Pourquoi les Sans-Abris ?

Merci Mac Donald. L’idée m’est venue pendant un séjour à Dublin. Lorsque l’on ne maîtrise pas la langue, il est plus facile de tabler sur une valeur sure. Bref, après avoir enjambé les dix SDF dormant dans le boulevard le plus « populaire » de Dublin, O’ Connell Street, j’étais enfin arrivé au temple du hamburger. J’y commande mon menu habituel mais cette fois, Mac Donald me propose un « big mac » pour un euro de plus. Est-ce que j’en avais besoin ? Non. D’ailleurs, je ne l’ai pas fini. Magie du marketing cet euro ira fournir le compte d’une multinationale et je n’y vois aucun inconvénient. Puis, je suis sortie et ai fait semblant de ne pas regarder le SDF longeant la vitre du fast-food comme 100% des personnes qui ont quitté ce restaurant.

O'Connel Street Dublin

J’ai culpabilisé, je me suis senti nul comme à chaque fois et je me suis consolé en me disant que de toute manière j’étais étudiant, je n’avais donc pas les moyens de sauver la misère du monde comme 100% des personnes qui sont sorties de ce restaurant. Puis j’ai pensé à ce « big mac » à un euro qui ne m’avait servi absolument à rien, l’argent n’aurait-il pas été plus profitable à ce SDF plutôt qu’aux actionnaires de Mac Donald ? Et si les 1000 personnes dans la journée qui avait pris cette offre avaient donné leur euro à ce SDF devant la vitrine ? J’étais en colère contre Mac Donald d’avoir pris cet euro de ma poche.

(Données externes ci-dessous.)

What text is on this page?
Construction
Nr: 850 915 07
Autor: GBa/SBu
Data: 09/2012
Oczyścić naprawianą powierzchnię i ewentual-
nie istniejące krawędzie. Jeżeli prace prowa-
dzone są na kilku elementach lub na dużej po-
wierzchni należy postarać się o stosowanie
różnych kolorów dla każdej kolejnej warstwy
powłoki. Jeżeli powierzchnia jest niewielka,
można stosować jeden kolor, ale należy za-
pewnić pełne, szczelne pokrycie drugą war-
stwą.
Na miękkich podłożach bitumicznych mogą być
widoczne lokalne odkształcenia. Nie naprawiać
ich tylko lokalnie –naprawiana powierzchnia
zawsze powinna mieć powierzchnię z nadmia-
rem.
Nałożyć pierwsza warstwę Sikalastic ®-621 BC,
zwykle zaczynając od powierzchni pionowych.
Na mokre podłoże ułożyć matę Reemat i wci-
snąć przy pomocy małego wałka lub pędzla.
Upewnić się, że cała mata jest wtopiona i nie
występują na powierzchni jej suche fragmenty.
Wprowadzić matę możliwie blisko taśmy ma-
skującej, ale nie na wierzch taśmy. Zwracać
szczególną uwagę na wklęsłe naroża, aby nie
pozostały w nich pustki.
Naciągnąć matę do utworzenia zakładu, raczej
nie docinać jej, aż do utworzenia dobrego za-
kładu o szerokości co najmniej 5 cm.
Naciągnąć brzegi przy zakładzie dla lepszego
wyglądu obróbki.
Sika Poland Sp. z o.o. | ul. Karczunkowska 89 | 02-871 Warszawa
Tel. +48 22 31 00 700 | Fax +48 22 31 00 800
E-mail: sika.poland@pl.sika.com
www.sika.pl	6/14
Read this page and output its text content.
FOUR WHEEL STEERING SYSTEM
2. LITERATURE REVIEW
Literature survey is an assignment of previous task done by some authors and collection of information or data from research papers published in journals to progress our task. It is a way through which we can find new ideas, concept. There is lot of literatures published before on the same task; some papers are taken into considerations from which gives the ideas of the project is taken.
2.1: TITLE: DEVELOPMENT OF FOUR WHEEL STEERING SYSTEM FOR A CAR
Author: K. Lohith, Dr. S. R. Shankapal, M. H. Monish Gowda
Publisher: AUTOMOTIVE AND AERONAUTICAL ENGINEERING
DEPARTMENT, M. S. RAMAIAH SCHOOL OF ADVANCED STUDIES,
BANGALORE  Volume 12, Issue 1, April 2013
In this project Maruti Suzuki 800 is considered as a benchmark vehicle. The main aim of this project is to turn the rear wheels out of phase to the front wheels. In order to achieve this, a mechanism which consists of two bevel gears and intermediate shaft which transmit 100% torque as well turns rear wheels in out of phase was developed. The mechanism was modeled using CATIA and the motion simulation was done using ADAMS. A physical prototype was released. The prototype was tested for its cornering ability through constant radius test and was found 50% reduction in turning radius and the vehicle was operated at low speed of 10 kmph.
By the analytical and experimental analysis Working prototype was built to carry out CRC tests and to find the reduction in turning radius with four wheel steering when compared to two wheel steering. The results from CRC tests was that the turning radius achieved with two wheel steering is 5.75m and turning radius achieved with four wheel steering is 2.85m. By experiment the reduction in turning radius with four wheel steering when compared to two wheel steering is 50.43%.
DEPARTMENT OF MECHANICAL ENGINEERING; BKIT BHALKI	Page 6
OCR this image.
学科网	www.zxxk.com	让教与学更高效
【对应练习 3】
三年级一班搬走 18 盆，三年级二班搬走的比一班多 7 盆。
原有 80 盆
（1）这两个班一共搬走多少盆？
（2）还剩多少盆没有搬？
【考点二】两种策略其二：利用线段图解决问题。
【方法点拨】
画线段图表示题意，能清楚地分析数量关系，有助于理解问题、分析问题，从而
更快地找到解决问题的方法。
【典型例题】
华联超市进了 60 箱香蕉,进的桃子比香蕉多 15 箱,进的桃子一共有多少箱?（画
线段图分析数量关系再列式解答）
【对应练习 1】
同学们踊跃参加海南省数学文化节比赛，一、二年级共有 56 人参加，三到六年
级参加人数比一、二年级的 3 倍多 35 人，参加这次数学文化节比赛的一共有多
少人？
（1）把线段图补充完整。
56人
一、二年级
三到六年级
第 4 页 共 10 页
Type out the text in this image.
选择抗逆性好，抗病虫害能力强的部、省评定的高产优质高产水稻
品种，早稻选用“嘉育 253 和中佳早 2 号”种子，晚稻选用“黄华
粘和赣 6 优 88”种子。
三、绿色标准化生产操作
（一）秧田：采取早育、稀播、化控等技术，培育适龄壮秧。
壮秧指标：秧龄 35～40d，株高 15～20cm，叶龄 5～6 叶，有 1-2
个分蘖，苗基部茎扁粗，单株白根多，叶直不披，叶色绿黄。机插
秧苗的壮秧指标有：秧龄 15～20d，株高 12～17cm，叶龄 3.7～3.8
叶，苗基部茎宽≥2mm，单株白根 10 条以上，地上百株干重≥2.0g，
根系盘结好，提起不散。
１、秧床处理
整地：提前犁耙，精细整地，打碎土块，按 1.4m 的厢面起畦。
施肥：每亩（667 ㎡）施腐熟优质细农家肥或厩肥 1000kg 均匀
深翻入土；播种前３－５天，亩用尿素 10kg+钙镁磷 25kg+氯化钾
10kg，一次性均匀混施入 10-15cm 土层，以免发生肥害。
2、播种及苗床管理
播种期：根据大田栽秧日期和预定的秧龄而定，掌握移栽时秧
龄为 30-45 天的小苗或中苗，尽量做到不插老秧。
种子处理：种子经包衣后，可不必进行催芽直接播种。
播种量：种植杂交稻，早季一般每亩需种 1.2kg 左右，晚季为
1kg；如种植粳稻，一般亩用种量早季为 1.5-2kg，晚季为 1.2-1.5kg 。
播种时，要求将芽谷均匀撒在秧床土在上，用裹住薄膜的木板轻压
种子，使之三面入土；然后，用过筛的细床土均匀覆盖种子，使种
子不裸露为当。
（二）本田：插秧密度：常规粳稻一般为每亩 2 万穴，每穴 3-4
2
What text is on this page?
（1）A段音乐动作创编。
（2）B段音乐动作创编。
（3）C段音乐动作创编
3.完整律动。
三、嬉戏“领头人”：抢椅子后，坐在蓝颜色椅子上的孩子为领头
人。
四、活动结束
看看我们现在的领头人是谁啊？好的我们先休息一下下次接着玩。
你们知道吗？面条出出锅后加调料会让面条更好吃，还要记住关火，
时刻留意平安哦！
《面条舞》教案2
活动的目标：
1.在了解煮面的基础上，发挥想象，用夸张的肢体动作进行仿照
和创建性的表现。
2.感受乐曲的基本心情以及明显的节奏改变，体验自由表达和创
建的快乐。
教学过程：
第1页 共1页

  • Pour autant, est-ce que j’allais arrêter de manger là-bas ? Non.
  • Est-ce que j’allais encore prendre l’offre à un euro la prochaine fois ? Oui.
  • Est-ce que ce SDF allait rester SDF et me faire voir tous les jours à quel point je suis égoïste ? Oui, certainement.
  • En clair, est-ce que j’allais changer mes habitudes ? Surement pas.

Sans domicile fixe dehors

C’est là que j’ai remis en cause la responsabilité des entreprises. Et si un fast-food proposait les mêmes avantages que Mac Donald avec cette même offre à un euro mais qu’il s’engageait personnellement à reverser cet euro au SDF devant sa vitrine, est-ce que cela changerait mes habitudes ? Oui. Imaginez, « pour chaque big mac acheté, un euro sera reversé aux SDF ». Tous mes amis ont adhéré à l’idée et m’ont indiqué qu’ils seraient même clients réguliers. Mais selon eux, je devais me faire à l’idée de n’être qu’un utopiste. « Quel patron serait assez fou pour donner une partie de son argent à des SDF ? Eux qui se plaignent déjà de payer trop d’impôt…»

Remplacez les Big Mac par des vêtements et vous aurez Fraterline.